For your pre-production planning, create an episodic calendar that maps out your next four to six episodes: topic, guest (if applicable), recording date, editing window, and publish date. This forward planning prevents the scramble of figuring out your next episode the day after you publish.
—
SCENARIO BOX: The First Interview
You have scheduled your first podcast guest for next Tuesday. Today is Monday of the previous week. Here is your pre-production sequence.
Today: Send the welcome email with topics, timeline, and wardrobe guidance. Wednesday: Send the specific questions and technical details.
Friday: Begin equipment verification, charge all batteries, clear all cards, test all connections, set up your recording space using the lighting and framing principles from Lessons 2 and 4.
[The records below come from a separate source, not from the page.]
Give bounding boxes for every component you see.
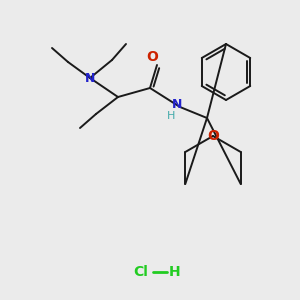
Text: N: N [85, 71, 95, 85]
Text: O: O [146, 50, 158, 64]
Text: H: H [169, 265, 181, 279]
Text: N: N [172, 98, 182, 112]
Text: O: O [207, 129, 219, 143]
Text: Cl: Cl [134, 265, 148, 279]
Text: H: H [167, 111, 175, 121]
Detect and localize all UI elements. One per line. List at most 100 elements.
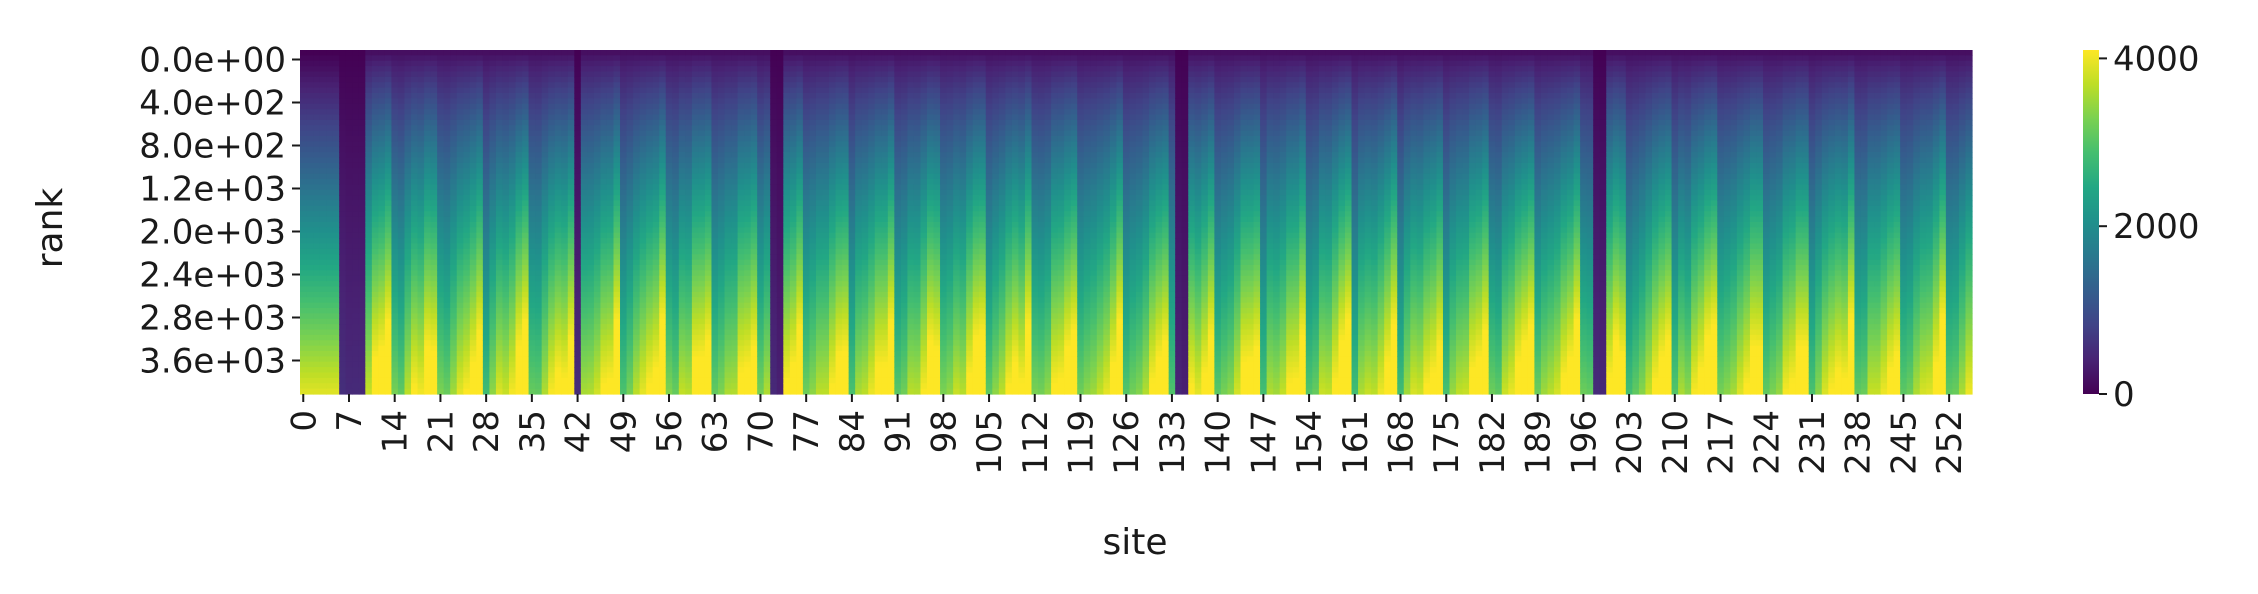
heatmap-cell <box>352 87 360 94</box>
heatmap-cell <box>515 351 523 357</box>
heatmap-cell <box>535 372 543 379</box>
heatmap-cell <box>783 270 791 277</box>
heatmap-cell <box>378 173 386 180</box>
heatmap-cell <box>391 216 399 223</box>
heatmap-cell <box>685 98 693 105</box>
heatmap-cell <box>737 71 745 78</box>
heatmap-cell <box>345 141 353 148</box>
heatmap-cell <box>691 216 700 223</box>
heatmap-cell <box>561 297 569 304</box>
heatmap-cell <box>541 377 549 384</box>
heatmap-cell <box>776 71 784 78</box>
heatmap-cell <box>750 109 758 116</box>
heatmap-cell <box>326 302 334 309</box>
heatmap-cell <box>724 281 732 288</box>
heatmap-cell <box>306 340 314 347</box>
heatmap-cell <box>437 297 445 304</box>
heatmap-cell <box>789 222 797 228</box>
heatmap-cell <box>313 297 321 304</box>
heatmap-cell <box>463 297 471 304</box>
heatmap-cell <box>541 195 549 202</box>
heatmap-cell <box>737 125 745 132</box>
heatmap-cell <box>469 136 477 142</box>
heatmap-cell <box>593 238 602 245</box>
heatmap-cell <box>639 130 647 137</box>
heatmap-cell <box>783 329 791 336</box>
heatmap-cell <box>633 125 641 132</box>
heatmap-cell <box>613 98 621 105</box>
heatmap-cell <box>463 205 471 212</box>
heatmap-cell <box>744 76 752 83</box>
heatmap-cell <box>691 265 700 271</box>
heatmap-column <box>319 50 327 395</box>
heatmap-cell <box>397 125 406 132</box>
heatmap-cell <box>378 334 386 341</box>
heatmap-cell <box>561 168 569 175</box>
heatmap-cell <box>633 351 641 357</box>
heatmap-cell <box>378 302 386 309</box>
heatmap-cell <box>430 109 438 116</box>
heatmap-cell <box>313 211 321 218</box>
heatmap-cell <box>750 125 758 132</box>
heatmap-cell <box>626 189 634 196</box>
heatmap-cell <box>443 184 451 191</box>
heatmap-cell <box>463 157 471 164</box>
heatmap-cell <box>332 254 340 261</box>
heatmap-cell <box>417 173 425 180</box>
heatmap-cell <box>424 318 432 325</box>
heatmap-cell <box>515 146 523 153</box>
heatmap-cell <box>352 55 360 62</box>
heatmap-cell <box>659 216 667 223</box>
heatmap-cell <box>620 200 628 207</box>
heatmap-cell <box>313 377 321 384</box>
heatmap-cell <box>495 114 504 121</box>
heatmap-cell <box>424 184 432 191</box>
heatmap-cell <box>476 222 484 228</box>
heatmap-cell <box>476 248 484 255</box>
heatmap-cell <box>554 87 562 94</box>
heatmap-cell <box>587 340 595 347</box>
heatmap-cell <box>456 109 464 116</box>
heatmap-cell <box>711 286 719 293</box>
heatmap-cell <box>528 184 536 191</box>
heatmap-cell <box>776 302 784 309</box>
heatmap-cell <box>691 157 700 164</box>
heatmap-cell <box>489 248 497 255</box>
heatmap-cell <box>789 265 797 271</box>
heatmap-cell <box>522 71 530 78</box>
heatmap-cell <box>639 232 647 239</box>
heatmap-cell <box>548 82 556 89</box>
heatmap-cell <box>404 313 412 320</box>
heatmap-cell <box>502 179 510 185</box>
heatmap-cell <box>770 356 778 363</box>
heatmap-cell <box>332 119 340 126</box>
heatmap-cell <box>509 179 517 185</box>
heatmap-column <box>718 50 726 395</box>
heatmap-cell <box>411 136 419 142</box>
heatmap-cell <box>633 238 641 245</box>
heatmap-cell <box>417 146 425 153</box>
heatmap-cell <box>626 55 634 62</box>
heatmap-cell <box>711 189 719 196</box>
heatmap-cell <box>606 329 615 336</box>
heatmap-cell <box>750 216 758 223</box>
heatmap-cell <box>672 243 680 250</box>
heatmap-cell <box>365 146 373 153</box>
heatmap-cell <box>482 275 491 282</box>
heatmap-cell <box>541 324 549 331</box>
heatmap-cell <box>352 291 360 298</box>
heatmap-cell <box>411 254 419 261</box>
heatmap-cell <box>646 146 654 153</box>
heatmap-cell <box>665 345 673 352</box>
heatmap-cell <box>789 130 797 137</box>
heatmap-cell <box>704 388 713 395</box>
heatmap-cell <box>528 270 536 277</box>
heatmap-cell <box>724 308 732 314</box>
heatmap-cell <box>541 216 549 223</box>
heatmap-cell <box>711 232 719 239</box>
heatmap-cell <box>495 184 504 191</box>
heatmap-cell <box>371 179 379 185</box>
heatmap-cell <box>606 211 615 218</box>
heatmap-cell <box>430 119 438 126</box>
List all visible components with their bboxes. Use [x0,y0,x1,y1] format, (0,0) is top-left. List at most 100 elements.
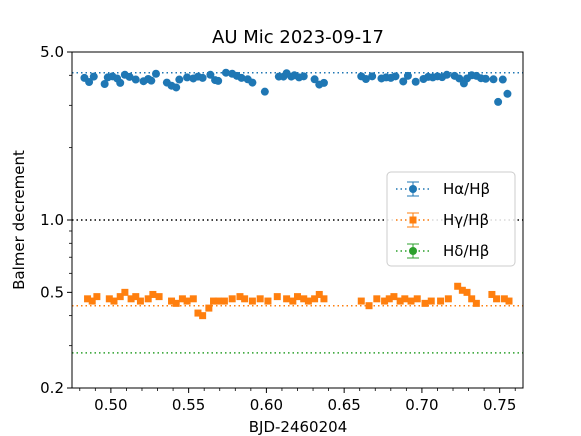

Monday: Send confirmation text. Prepare your fallback plan (backup recording device charged, solo episode concept ready).
Tuesday morning: Set up two hours early. Run through your pie chart timing. When the guest arrives, walk them through the set, do the pre-interview, run the technical rehearsal. You are ready.
GRADUATE STUDENT TIP
Over-preparation can be as harmful as under-preparation. Jason Rainey specifically said he avoids sending preparation questions to interview guests because it produces rehearsed, less honest answers. That works for his conversational interview style. For a structured educational podcast, sending questions helps the guest deliver stronger, more organized content. Know which approach fits your format. For your capstone project, send the questions. For a casual conversation podcast, use bullet points and let the discussion breathe.
HANDS-ON EXERCISE:
Build Your Pre-Production Package
Step 1: Select a real or hypothetical guest. Research them for 30 minutes. Take notes on their career chronology, recent work, and potential threads.
Step 2: Build a three-act question set with at least 3 questions per act. Identify your single most compelling question and place it strategically in Act Two.
Step 3: Draw a pie chart allocating time for each segment of a 30-minute episode. Label intro, Act One, Act Two, Act Three, and outro with specific minute allocations.
Step 4: Write the guest welcome email you would send two weeks before recording.
Step 5: Write your fallback plan. What happens if your main camera stops? If the guest cancels? If you run out of storage?
SELF-CHECK QUESTIONS
1. What are the three stages of production, and why is pre-production the most important?
2. What does “chunking” mean in the context of production planning?
3. How far in advance should you send a guest their interview questions, and why?
4. Describe the three acts of a question architecture.
5. Why does Jason Rainey recommend using a pie chart for time management?
6. What is a fallback plan, and why do you need one?
7. According to John Elias, what overrides all technical production quality?